En route vers la non-passivité interne

L’apparition de l’Opinion dans la dimension spirituelle, c’est le surgissement du risque spirituel.
Evaluer le risque, nous venons de le faire : on peut le dire ultime, puisque c’est le commerce conscient avec nous-mêmes qui est en cause.
Et la consistance du risque, son nom ?
L’accès frauduleux à l’opinion.
Faire sienne une vérité sans l’avoir examinée.
Il n’est d’opinion que celle à laquelle on parvient au terme d’un effort de pensée purement personnel. Toute autre forme d’opinion est une imposture, et le signe de la plus honteuse des démissions.
Ceci laisse clairement augurer de l’étendue de la tâche à accomplir en nous-mêmes ! Il ne me paraît pas exagéré d’évoquer comme une révolution le coup de balai à donner.
Nous devons absolument nous ressaisir !
« Sur quelque sujet que ce soit, ai-je une seule opinion qui m’appartienne, qui m’appartienne en propre ? »
Comment atteindre le vrai de soi-même, le vif de soi-même, en maintenant en soi-même cet océan de fausseté ?
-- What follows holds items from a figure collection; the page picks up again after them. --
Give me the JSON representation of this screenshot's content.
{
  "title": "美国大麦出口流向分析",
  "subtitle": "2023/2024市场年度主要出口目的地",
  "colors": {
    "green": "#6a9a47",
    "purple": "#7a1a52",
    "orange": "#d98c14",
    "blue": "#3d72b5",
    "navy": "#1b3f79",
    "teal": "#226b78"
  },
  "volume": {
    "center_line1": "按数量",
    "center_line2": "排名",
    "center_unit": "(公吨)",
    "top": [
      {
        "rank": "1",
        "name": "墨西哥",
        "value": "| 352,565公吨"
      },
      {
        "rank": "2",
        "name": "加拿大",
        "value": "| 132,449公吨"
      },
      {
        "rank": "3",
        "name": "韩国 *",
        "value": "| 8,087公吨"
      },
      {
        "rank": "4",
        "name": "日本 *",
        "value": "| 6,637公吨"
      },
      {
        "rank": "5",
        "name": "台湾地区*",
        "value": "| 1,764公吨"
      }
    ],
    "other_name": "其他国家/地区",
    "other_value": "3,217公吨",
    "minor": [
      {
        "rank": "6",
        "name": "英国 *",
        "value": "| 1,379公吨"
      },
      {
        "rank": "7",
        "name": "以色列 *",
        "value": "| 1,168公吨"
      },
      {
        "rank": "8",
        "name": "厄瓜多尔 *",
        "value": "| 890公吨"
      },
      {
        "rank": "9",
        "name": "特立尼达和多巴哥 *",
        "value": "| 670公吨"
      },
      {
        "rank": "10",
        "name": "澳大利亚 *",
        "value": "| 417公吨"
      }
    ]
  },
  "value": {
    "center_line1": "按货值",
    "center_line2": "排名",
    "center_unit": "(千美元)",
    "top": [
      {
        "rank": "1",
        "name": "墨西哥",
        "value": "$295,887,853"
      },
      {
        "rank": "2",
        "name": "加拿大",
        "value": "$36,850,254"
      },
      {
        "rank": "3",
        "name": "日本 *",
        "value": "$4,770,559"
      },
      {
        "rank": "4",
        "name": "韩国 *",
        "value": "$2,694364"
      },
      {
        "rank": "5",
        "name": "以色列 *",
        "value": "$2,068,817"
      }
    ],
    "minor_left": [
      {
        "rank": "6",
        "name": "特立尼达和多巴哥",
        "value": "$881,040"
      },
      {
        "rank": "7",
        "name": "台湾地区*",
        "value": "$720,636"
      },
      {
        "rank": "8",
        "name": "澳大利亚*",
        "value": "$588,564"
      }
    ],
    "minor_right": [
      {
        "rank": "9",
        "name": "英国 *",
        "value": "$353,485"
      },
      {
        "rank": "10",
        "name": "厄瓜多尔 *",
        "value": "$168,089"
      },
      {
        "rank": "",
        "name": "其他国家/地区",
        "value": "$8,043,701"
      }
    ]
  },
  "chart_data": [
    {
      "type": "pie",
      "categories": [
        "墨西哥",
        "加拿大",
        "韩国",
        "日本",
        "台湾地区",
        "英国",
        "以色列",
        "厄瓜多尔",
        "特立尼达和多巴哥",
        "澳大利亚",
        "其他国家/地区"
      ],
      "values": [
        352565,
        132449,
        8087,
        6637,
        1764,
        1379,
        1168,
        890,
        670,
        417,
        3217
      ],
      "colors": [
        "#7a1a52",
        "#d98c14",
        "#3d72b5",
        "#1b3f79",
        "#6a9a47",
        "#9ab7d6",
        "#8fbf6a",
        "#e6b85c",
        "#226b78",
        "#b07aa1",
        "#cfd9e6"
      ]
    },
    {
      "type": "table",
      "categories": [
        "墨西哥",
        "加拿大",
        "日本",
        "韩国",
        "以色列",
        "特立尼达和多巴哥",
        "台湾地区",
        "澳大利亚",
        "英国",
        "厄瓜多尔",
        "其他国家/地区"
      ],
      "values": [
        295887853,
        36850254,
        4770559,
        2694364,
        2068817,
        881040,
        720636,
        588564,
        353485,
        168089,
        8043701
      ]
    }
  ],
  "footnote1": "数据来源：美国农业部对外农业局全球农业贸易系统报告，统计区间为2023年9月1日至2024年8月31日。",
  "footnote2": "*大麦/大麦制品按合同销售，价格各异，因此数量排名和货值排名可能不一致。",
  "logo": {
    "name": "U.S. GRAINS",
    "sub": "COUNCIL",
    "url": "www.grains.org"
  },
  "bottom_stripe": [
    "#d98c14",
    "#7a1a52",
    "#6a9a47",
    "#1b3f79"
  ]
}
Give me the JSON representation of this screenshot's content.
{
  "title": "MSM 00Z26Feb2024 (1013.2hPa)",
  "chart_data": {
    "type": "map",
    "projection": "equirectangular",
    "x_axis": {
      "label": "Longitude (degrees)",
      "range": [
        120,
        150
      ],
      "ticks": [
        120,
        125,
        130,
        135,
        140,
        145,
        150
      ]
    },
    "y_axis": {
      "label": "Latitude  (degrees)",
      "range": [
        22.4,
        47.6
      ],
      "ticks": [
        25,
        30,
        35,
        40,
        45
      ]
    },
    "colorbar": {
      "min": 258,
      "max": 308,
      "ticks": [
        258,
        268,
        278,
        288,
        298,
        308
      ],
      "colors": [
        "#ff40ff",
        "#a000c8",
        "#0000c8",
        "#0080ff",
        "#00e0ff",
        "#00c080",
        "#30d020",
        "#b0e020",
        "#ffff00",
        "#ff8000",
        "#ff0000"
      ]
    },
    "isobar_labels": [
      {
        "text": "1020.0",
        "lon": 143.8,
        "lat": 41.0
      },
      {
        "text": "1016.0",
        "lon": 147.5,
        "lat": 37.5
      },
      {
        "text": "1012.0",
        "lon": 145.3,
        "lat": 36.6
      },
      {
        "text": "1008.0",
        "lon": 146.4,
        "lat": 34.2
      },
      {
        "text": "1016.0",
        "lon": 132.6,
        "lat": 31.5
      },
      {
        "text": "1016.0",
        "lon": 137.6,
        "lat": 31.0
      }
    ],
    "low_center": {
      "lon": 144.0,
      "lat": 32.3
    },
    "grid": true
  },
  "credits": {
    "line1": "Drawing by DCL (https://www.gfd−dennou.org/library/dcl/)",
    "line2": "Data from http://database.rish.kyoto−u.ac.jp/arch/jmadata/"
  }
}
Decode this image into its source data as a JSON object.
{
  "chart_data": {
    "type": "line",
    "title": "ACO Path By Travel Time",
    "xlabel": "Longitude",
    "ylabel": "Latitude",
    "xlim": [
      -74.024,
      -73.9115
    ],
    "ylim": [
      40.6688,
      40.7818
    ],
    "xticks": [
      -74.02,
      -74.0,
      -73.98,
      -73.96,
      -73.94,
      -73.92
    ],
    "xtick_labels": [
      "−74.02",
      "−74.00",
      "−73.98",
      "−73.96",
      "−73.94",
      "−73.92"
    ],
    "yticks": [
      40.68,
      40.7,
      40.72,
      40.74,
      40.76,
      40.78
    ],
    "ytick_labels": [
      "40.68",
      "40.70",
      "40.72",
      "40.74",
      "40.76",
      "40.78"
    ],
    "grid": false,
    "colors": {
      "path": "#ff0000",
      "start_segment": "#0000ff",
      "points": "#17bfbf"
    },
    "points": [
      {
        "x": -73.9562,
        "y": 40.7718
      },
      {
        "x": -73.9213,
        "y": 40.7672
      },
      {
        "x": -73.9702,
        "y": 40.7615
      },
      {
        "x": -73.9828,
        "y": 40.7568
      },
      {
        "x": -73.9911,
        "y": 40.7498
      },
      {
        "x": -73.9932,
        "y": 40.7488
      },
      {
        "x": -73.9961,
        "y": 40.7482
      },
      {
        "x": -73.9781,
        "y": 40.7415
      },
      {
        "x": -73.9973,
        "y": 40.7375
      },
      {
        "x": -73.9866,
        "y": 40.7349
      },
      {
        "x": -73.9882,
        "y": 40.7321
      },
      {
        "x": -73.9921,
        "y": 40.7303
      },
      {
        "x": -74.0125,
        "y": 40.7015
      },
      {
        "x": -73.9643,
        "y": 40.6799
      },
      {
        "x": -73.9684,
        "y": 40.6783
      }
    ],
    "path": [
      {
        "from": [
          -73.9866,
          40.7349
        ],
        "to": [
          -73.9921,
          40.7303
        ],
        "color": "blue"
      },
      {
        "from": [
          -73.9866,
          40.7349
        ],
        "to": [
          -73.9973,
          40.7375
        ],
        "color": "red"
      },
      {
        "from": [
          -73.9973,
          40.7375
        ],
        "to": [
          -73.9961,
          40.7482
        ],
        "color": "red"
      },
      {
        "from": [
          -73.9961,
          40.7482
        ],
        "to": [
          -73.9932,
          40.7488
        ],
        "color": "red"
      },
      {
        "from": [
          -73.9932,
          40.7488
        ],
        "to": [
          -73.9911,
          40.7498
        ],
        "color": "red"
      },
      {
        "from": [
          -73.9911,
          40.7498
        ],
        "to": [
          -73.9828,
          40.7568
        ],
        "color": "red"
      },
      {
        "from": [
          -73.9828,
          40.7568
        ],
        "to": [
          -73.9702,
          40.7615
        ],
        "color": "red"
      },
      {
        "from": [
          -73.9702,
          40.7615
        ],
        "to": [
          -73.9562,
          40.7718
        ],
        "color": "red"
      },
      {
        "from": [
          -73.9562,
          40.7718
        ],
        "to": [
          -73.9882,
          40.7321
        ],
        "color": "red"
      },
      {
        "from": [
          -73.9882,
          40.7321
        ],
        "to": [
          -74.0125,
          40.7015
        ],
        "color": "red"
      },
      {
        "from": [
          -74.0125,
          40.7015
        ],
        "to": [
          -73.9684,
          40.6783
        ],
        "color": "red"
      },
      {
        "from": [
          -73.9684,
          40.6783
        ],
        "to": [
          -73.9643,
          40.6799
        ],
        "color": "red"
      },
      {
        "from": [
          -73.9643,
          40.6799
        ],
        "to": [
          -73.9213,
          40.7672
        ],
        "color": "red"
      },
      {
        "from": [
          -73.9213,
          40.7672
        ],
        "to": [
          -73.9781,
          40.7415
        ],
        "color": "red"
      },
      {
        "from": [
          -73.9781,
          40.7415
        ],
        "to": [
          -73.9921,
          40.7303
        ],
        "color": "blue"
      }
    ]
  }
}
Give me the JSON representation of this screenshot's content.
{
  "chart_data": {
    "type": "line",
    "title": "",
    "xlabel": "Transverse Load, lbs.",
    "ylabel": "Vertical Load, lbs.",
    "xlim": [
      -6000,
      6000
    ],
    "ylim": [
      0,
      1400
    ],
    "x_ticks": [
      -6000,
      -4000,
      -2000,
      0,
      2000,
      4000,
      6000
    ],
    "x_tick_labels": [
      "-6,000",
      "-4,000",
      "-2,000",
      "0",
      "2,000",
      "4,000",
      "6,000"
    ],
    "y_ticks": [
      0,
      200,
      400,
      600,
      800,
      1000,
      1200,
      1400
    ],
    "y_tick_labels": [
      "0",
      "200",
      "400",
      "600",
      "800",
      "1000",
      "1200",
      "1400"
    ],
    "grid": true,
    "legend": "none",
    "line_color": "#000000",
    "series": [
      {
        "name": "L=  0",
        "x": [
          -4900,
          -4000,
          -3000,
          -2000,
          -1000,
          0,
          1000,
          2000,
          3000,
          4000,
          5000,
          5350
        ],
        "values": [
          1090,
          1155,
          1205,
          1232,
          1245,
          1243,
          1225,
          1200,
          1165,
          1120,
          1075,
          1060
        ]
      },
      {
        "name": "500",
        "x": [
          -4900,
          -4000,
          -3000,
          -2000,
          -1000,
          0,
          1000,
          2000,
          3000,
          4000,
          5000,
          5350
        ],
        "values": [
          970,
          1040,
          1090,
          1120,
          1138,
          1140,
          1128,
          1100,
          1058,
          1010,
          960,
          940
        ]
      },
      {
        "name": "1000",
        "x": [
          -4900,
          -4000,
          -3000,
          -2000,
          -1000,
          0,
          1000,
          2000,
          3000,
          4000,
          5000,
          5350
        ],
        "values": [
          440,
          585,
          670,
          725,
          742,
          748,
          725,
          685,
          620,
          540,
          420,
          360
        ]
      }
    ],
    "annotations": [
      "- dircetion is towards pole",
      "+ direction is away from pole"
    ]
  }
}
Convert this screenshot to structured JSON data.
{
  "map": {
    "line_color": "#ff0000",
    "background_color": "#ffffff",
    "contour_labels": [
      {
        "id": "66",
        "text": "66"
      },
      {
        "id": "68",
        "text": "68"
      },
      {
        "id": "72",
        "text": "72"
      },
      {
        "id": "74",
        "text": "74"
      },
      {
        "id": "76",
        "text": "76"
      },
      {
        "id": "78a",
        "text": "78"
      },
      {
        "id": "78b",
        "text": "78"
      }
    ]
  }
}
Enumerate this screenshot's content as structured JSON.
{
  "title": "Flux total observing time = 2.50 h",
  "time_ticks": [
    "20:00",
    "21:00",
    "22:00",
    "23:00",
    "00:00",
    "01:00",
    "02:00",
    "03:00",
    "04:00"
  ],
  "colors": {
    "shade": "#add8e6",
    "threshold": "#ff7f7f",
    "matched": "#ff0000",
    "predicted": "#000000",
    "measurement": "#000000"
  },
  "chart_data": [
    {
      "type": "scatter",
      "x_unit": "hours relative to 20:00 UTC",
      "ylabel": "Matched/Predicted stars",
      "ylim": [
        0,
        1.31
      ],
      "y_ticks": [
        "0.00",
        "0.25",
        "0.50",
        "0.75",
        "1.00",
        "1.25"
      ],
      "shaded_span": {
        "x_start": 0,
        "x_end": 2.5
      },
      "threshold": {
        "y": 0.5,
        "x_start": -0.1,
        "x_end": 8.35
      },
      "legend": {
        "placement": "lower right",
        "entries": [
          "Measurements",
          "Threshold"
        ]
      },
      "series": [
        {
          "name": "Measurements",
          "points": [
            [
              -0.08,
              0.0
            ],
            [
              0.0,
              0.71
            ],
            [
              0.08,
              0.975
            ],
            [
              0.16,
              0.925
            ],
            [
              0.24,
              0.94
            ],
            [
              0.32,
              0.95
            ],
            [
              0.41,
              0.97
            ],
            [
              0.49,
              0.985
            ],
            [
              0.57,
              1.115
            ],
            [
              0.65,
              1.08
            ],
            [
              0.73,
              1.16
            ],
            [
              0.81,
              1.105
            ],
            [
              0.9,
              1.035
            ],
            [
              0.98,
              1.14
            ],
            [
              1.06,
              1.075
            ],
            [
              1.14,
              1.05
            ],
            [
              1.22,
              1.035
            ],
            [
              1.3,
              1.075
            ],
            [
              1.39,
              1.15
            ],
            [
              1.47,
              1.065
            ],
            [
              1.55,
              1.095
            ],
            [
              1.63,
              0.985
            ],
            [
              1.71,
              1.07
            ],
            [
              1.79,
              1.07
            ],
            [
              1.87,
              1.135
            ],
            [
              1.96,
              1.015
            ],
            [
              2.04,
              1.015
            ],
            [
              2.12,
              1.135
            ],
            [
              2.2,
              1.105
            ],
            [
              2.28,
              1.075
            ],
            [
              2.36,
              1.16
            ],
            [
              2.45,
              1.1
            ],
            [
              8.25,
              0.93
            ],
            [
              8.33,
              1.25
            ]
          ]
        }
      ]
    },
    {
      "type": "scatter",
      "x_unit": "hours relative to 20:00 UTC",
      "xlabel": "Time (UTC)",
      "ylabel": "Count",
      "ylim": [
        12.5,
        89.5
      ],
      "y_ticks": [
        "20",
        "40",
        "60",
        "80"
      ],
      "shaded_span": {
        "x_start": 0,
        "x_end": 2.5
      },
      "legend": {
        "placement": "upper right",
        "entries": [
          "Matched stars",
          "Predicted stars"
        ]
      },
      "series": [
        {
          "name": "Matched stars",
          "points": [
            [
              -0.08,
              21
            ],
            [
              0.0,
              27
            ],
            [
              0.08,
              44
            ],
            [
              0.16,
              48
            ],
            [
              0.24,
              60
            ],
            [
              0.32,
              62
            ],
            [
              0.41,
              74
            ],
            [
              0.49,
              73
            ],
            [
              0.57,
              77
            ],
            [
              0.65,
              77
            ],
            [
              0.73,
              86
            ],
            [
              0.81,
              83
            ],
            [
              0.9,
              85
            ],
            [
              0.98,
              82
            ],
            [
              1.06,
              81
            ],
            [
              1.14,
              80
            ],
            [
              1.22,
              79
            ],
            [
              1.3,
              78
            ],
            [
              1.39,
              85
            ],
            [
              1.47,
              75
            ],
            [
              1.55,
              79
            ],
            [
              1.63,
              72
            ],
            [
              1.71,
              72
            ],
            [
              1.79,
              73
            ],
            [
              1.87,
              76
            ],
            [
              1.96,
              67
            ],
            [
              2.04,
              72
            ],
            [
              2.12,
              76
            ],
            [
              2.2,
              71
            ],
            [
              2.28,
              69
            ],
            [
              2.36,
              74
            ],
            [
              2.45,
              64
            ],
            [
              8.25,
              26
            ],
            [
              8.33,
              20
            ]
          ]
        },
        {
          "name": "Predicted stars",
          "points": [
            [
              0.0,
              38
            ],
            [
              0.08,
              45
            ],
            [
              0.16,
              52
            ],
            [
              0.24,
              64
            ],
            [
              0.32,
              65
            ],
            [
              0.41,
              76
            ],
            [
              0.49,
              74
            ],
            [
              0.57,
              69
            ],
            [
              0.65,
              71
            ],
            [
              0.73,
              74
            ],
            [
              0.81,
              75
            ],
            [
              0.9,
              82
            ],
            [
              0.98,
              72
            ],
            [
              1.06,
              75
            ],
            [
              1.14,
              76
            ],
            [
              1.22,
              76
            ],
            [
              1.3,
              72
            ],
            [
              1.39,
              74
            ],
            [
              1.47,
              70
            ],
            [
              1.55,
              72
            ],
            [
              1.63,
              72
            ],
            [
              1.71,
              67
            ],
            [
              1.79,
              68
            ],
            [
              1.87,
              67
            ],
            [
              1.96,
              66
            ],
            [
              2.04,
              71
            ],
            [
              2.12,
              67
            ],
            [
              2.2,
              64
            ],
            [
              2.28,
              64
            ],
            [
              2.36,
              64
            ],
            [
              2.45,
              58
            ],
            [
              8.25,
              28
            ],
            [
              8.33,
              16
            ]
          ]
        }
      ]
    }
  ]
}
Et cet objectif, la « libération » ?
Il est à craindre que cela aussi fasse partie de l’océan de fausseté, de l’océan de servilité. De toutes les façons vous ne pouvez vous dispenser d’instruire, en vous-même, le procès de ce credo. Le premier pas vers la « libération », c’est cela.
A perte de vue, ce que je nomme « mon opinion » est une imposture, un mirage ! Mes certitudes les plus assurées sont sans ancrage : de simples implants, rien de plus ! Si savoir signifie nourrir une vue personnelle, je suis, sauf à me payer d’illusions, aussi vide de savoir qu’un nouveau-né.
Quel nom donner à la vérité que je m’approprie, déclare mienne autoritairement – faisant aussi peu de cas de ce lion qui est en moi, qui s’appelle l’esprit critique, que s’il n’existait pas ?
Il n’y a qu’en l’homme qu’on voit ça : un veau mange un lion !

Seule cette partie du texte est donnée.